Mutig ist von den beiden jungen Löwen indes nur einer: Mufasa rettet Eshe, als sie von übermächtigen weißen Löwen angegriffen wird, während Taka vor Angst erstarrt. Als die beiden Brüder fürs Leben, wie sie glauben, angehalten sind, das Rudel zu verlassen, sich in Sicherheit zu bringen vor den mörderischen weißen Löwen unter Anführung des großen Antagonisten Kiros (im Original großartig gesprochen von Mads Mikkelsen), sich auf die Suche begeben nach Milele, beginnt auch der Film richtig, wird aus der biblisch angehauchten Geschichte eine Tragödie wie von Shakespeare. Es wird mitverfolgt, wie Mufasa und Taka neue Freunde um sich scharen, den jungen Rafiki, den Rotschnabeltoku Zazu und schließlich die schöne Löwin Sarabi, in die Taka sich verliebt, obwohl ihr Herz Mufasa gehört. Vorgezeichnet ist, dass das nicht gut ausgehen kann. Während die Freunde sich den Weg bahnen durch ein mythisches Afrika, von der Steppe über die höchsten eisigen und verschneiten Bergmassive, werden Freundschaften und Allianzen getestet, Gefühle angeheizt und Stolz verletzt, Intrigen gesponnen und Verrat geplant. Und „Mufasa“ wird immer intensiver.

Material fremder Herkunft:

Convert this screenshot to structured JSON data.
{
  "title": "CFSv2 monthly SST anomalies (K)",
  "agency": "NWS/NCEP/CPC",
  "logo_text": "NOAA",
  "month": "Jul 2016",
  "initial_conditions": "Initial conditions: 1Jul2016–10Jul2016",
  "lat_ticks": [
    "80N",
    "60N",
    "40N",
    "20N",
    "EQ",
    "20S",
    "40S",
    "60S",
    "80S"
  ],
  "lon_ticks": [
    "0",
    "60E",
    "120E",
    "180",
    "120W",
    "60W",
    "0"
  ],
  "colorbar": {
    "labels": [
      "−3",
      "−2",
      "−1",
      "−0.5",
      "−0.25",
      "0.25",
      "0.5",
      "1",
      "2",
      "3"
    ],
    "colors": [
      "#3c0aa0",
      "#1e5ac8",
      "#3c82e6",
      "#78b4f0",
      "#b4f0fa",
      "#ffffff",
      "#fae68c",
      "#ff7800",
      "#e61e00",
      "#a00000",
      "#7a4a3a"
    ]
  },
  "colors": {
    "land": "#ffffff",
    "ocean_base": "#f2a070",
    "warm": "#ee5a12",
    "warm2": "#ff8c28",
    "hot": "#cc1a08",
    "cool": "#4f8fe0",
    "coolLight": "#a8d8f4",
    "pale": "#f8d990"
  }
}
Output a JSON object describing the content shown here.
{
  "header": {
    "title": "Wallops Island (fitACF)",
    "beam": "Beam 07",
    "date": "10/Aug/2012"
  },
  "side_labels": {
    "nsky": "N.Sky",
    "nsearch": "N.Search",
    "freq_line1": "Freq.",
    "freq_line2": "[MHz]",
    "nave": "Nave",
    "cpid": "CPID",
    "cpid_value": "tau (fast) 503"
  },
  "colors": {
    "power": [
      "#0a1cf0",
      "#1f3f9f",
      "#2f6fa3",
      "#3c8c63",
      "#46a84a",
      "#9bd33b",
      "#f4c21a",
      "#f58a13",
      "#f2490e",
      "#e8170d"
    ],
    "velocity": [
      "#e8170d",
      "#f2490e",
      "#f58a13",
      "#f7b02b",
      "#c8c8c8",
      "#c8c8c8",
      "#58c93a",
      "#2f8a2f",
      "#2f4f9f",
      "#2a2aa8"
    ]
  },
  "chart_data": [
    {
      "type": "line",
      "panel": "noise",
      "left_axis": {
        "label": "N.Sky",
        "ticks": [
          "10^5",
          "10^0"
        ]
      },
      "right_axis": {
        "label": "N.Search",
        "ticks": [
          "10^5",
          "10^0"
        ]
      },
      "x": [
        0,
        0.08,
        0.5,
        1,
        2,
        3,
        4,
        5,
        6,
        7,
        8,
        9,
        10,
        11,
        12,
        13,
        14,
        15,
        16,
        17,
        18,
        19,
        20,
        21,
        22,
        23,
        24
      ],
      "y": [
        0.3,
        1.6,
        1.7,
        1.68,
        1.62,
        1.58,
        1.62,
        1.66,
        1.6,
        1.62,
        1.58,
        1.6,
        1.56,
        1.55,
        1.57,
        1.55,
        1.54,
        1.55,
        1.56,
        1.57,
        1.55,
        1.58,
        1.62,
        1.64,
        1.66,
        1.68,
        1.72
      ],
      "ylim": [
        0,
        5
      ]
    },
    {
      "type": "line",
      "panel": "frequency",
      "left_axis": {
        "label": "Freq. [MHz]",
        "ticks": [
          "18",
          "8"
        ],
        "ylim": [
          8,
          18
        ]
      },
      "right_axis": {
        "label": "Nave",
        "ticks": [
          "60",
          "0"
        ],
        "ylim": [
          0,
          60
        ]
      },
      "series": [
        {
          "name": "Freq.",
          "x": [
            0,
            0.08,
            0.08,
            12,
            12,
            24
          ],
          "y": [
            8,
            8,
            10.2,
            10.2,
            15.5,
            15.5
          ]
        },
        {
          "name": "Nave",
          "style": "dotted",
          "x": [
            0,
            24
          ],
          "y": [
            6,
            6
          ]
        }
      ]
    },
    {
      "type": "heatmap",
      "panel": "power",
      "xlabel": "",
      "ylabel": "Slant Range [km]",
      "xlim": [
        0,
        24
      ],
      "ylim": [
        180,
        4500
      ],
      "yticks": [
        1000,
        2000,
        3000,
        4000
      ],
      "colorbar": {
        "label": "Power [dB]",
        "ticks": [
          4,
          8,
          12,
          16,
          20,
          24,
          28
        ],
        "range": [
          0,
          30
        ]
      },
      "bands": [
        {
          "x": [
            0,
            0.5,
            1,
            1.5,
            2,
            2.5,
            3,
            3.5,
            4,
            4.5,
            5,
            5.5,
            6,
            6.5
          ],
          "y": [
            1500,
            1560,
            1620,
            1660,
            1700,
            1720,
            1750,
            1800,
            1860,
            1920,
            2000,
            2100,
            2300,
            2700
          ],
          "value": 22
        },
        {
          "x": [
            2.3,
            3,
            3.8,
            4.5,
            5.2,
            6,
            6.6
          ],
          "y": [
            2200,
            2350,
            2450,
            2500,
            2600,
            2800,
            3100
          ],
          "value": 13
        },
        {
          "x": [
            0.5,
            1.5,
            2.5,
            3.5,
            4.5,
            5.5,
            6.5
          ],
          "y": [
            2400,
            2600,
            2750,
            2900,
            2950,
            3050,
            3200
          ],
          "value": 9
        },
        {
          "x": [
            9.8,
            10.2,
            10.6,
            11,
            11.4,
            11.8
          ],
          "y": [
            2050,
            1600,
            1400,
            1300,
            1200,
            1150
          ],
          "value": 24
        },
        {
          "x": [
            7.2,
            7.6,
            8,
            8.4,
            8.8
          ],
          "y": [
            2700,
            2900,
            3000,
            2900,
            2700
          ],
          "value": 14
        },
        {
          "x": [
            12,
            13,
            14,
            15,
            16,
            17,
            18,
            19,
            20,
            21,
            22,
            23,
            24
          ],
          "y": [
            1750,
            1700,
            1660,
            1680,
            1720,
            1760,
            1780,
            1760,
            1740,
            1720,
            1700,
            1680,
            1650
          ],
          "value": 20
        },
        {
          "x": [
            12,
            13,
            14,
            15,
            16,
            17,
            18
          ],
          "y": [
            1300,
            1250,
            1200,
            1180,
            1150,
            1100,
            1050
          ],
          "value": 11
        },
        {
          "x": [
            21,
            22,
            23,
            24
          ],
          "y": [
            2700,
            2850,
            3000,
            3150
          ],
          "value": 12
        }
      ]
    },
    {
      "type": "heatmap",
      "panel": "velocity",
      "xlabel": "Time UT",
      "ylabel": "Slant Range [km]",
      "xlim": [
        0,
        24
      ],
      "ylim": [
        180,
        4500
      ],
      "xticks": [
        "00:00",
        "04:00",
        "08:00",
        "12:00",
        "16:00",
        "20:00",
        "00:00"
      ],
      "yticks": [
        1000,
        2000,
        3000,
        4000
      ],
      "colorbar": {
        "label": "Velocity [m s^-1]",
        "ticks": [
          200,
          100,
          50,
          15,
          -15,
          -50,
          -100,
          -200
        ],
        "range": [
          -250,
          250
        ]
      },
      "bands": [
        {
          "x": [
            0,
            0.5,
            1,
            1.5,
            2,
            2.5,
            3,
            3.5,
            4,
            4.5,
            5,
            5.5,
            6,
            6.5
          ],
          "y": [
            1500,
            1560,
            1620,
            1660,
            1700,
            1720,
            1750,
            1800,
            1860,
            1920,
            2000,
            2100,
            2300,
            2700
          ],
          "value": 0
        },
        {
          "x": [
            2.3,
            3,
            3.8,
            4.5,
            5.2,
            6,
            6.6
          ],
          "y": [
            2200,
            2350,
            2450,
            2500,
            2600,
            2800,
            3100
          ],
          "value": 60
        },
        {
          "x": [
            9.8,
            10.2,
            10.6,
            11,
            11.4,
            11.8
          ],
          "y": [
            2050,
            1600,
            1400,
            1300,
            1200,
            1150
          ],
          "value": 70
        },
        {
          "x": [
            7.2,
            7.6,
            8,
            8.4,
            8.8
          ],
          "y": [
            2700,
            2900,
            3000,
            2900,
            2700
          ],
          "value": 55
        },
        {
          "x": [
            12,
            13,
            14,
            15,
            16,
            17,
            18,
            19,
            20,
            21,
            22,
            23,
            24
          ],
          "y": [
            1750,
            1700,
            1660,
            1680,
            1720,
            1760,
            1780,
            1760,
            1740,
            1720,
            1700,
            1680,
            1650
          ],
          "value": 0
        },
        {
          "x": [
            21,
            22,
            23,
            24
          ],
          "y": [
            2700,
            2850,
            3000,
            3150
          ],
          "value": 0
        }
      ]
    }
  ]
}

Klug und verspielt verweisen Barry Jenkins und Jeff Nathanson immer wieder auf „Der König der Löwen“, lassen ikonische Figuren und Orte auftauchen, als würde man gerade die Erde neu entdecken, während die neuen Songs von Lin-Manuel Miranda einem vor Augen führen, warum er aktuell der Einzige sein sollte, der Lieder für Disney-Filme schreibt. Aber nie lassen die Macher das Drama aus den Augen, das wiederholt und speziell beim Showdown durchaus ausreizt, was ein Film mit FSK 6 leisten darf. Es ist ein aufwühlender und packender Film, eine kaum verhohlene Allegorie auf das Gift des Rassismus mit den nicht von ungefähr weißen Löwen, die ihresgleichen unterwerfen, versklaven und ermorden. Aber vor allem ist „Mufasa: Der König der Löwen“ eine wuchtige Erfahrung, ein echtes Kinoerlebnis, das den Originalen sowohl von 1994 wie auch 2019 immer dient, sich aber nicht in den Staub wirft vor ihnen, sondern die Freiheit nutzt, etwas Neues zu erzählen über den endlosen Kreislauf des Lebens, über Löwen, die mindestens so heldenhaft sind wie schwarze Panther.